Marketing, by definition, means creating a favorable condition for sales. Your ultimate goal is to convert prospects into end users, consumers, or customers. Also, customer loyalty activities are necessary to retain your customers. For years, marketers have used the “what’s in it for me” approach as the primary way to communicate their message through print and digital media (such as online advertising, social media, video, etc.). But does that approach consistently create a pull effect (ie, draw your customer to you)? Are you considering whether or not your marketing includes a positive social impact message?
So what does social impact mean? According to Rachel Bellow and Suzanne Muchin, partners at ROI Ventures, it stands for “social intent; an intended effect on society that has progressive consequences for social justice, access, equity, opportunity, environmental issues, but not political.” Environmental issues refer to those efforts focused primarily on the marketing environment of the human experience, human behavior, and its sustainability. For example, Groupon and Google are putting power in the hands of their end users, thereby creating social impact. So it’s a good idea, as a first step in marketing planning, to think about the positives. Social impact of your products or services.

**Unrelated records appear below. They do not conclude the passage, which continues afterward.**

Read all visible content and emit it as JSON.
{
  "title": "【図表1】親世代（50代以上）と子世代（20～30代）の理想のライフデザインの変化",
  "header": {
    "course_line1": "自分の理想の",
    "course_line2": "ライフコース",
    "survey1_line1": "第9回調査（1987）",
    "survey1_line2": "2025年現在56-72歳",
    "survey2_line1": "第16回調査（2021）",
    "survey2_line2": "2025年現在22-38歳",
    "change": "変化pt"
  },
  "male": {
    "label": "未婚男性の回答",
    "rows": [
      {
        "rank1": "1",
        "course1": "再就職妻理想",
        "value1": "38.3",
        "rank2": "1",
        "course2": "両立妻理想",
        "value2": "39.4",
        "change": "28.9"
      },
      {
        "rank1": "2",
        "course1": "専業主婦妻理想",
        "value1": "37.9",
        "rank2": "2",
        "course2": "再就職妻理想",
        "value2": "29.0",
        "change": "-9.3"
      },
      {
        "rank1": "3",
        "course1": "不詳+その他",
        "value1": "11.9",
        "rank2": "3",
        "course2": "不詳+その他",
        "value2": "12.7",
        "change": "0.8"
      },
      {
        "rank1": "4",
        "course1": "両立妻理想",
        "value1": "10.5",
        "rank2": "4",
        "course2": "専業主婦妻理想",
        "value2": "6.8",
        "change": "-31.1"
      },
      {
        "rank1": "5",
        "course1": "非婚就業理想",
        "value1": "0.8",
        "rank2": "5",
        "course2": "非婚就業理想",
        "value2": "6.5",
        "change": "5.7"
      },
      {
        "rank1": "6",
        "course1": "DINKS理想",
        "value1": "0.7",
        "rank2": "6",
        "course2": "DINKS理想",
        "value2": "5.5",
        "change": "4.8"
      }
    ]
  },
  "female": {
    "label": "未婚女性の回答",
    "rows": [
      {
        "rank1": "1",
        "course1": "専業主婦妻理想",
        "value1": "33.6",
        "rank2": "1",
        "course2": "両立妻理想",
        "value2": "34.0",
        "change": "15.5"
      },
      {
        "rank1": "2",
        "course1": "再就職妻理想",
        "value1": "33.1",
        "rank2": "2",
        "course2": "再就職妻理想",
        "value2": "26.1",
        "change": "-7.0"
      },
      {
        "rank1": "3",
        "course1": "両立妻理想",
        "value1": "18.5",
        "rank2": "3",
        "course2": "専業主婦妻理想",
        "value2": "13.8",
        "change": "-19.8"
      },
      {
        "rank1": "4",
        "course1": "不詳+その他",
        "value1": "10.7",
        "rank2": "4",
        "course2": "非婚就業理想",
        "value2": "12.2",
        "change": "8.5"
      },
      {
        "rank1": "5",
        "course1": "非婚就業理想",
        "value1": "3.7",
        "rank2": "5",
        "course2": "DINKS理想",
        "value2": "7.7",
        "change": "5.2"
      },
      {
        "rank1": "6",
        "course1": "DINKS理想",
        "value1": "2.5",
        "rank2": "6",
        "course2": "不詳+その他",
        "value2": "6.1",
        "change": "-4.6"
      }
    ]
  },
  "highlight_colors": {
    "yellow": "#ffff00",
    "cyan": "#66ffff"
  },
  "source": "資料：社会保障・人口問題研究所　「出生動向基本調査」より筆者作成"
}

Most entrepreneurs start their businesses with the intention of earning more money and becoming financially independent. But most of them also have a great passion for doing good deeds for our society. (It seems that in today’s world, people want to matter more and they want their products or services to matter more.) When money and meaning finally meet at that crossroads, people demand more from producers and expect more from those they love. to buy. It is the ultimate benefit for both buyers/users and suppliers, whether they are publicly traded companies, non-profit organizations, government suppliers, or small businesses.
Have you considered adjusting your communications to include “what’s in it for us?” What positive social impact does it bring to the market? Bellow and Muchin at ROI Ventures, top experts helping innovative entrepreneurs, philanthropists, policymakers, universities, and nonprofits, offer social impact branding strategies for companies poised to make a positive social impact. Bellow and Muchin started ROI Ventures in 2007 and have experienced rapid growth in the field of social impact communication. Here’s an example of his work:
What can you learn from a profitable, fast-growing, but intentionally socially conscious company to create brand permanence that ultimately helps its suppliers and end users?
- Business model alignment begins with your passion and purpose. This means taking a good idea to a great idea and helps create wealth for both owners and society.
- Use both vertical and horizontal niches to expand the market. Bellow and Muchin apply a niche concentration on social impact communication. They apply that niche horizontally for for-profit, non-profit, and small businesses. In addition, they apply this strategy vertically in marketing messaging and brand services for integrated marketing and communication.
- The CHANGE of the norm. The output of your products or services plays a role in how human behavior affects a movement. The change will happen if you have the correct message. As a result, there is an effective attraction of your end users who are looking for you.
Regardless of the marketing tools you use to get your message across, you need to consider the social impact of the message or content. However, “what’s in it for us?” But it goes beyond communication: your intellectual property or know-how can be packaged in a way that leads to the creation of positive social footprints, further expanding the reach of social impact. That is your return on investment in your communication and marketing.